Nutrition: what to avoid to avoid suffering from insomnia?

It is important to choose carefully the foods to bring to the table for dinner. There are substances which in particularly sensitive subjects can induce insomnia problems due to their stimulating or depressing action on the CNS.

  1. Drinks or foods containing nerve stimulants: coffee, tea, cola-type drinks, ginseng drinks, energy drinks and chocolate which can suppress the synthesis of serotonin and melatonin.
  2. Alcohol and spirits: the initial feeling of drowsiness is followed by divided sleep due to the workload to which the liver is subjected to metabolize alcohol.
  3. Foods rich in sodium: Canned, oily, pickled and smoked foods can hinder sleep because sodium has a hypertensive effect.
  4. Foods rich in monosodium glutamate: stock cubes, but also cured meats and canned meats and vegetables, ready-made and pre-packaged foods because being exciting can compromise the quality of sleep.
  5. Very acidic foods and spices: tomato, citrus fruits (e.g. oranges, lemons, grapefruits, mandarins, etc.), garlic, onion, mint which can cause gastro-esophageal reflux.
  6. Foods rich in tyramine: matured or fermented cheeses (such as cheddar, gorgonzola, roquefort, brie, pecorino, gruyere), smoked food, wine, aubergines, sauerkraut, sausages and sausages, not very fresh or preserved fish (herring, tuna, caviar) because they have a hypertensive effect and can inhibit sleep; stimulate the secretion of adrenaline, norepinephrine and dopamine.
  7. Foods with diuretic effect : watermelon, melon, pineapple to avoid awakenings due to nocturia.
  8. Foods too rich in fats and proteins: they slow down digestion and inhibit the encephalic uptake of tryptophan.

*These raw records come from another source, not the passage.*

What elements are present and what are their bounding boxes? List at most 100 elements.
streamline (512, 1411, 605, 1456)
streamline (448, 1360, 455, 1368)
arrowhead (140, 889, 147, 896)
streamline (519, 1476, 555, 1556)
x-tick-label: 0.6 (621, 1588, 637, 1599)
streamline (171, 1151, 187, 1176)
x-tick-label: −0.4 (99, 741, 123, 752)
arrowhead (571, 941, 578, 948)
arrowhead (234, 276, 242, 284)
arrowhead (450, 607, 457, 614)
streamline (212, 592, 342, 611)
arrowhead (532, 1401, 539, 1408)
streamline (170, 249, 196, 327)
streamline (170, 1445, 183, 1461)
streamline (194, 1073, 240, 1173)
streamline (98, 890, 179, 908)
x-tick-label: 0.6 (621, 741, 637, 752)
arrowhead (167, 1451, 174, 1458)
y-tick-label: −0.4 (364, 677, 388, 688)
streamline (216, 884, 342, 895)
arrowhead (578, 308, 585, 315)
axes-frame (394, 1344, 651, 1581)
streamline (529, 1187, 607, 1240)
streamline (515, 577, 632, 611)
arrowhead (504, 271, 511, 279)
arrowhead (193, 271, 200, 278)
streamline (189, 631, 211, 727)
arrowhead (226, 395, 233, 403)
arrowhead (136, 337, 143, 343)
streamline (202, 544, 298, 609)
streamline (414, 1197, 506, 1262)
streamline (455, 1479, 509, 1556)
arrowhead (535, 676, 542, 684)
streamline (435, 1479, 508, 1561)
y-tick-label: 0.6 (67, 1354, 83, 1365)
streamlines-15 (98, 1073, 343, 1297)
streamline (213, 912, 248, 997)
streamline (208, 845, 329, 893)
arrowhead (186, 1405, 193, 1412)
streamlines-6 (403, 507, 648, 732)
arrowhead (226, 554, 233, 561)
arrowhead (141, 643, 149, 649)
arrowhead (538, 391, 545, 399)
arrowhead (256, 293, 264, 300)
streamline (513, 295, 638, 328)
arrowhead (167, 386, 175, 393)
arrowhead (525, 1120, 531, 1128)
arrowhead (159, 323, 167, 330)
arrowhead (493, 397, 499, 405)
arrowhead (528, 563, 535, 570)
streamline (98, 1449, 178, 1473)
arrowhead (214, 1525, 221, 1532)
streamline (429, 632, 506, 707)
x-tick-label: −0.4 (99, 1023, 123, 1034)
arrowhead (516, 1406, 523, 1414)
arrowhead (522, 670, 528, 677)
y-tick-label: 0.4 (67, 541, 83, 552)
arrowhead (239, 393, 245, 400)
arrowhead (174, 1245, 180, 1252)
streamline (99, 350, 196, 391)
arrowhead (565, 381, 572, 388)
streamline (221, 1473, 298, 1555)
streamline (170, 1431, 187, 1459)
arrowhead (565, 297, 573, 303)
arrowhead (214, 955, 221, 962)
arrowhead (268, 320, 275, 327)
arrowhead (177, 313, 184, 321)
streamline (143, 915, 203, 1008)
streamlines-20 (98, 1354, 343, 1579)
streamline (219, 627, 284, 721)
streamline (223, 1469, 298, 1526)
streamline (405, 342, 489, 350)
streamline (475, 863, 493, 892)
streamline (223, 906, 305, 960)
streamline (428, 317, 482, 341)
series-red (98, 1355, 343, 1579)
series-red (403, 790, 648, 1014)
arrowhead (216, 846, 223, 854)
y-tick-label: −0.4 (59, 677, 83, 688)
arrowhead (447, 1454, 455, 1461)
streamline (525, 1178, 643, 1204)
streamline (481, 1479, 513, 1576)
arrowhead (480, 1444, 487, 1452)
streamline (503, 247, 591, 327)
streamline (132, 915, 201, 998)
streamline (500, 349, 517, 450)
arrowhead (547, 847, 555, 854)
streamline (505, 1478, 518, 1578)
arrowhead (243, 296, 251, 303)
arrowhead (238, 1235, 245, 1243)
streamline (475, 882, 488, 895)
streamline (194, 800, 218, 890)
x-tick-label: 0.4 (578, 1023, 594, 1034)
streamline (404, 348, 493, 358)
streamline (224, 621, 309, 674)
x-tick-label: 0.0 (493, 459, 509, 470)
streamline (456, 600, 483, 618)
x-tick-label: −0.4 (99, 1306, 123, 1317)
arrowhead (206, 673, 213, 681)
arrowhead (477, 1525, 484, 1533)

We have seen how nutrition can contribute directly or indirectly to insomnia as there is a direct correlation between some foods, their preparation and the times of falling asleep and the average duration of sleep. For this reason we must use foods in a functional way, implementing some nutritional strategies to guarantee our body adequate and restorative sleep, to avoid negative repercussions on our health. It is also good to follow other simple rules of behavior just before going to sleep avoid doing physical activity, smoking and using electronic devices (tablets, PCs, mobile phones).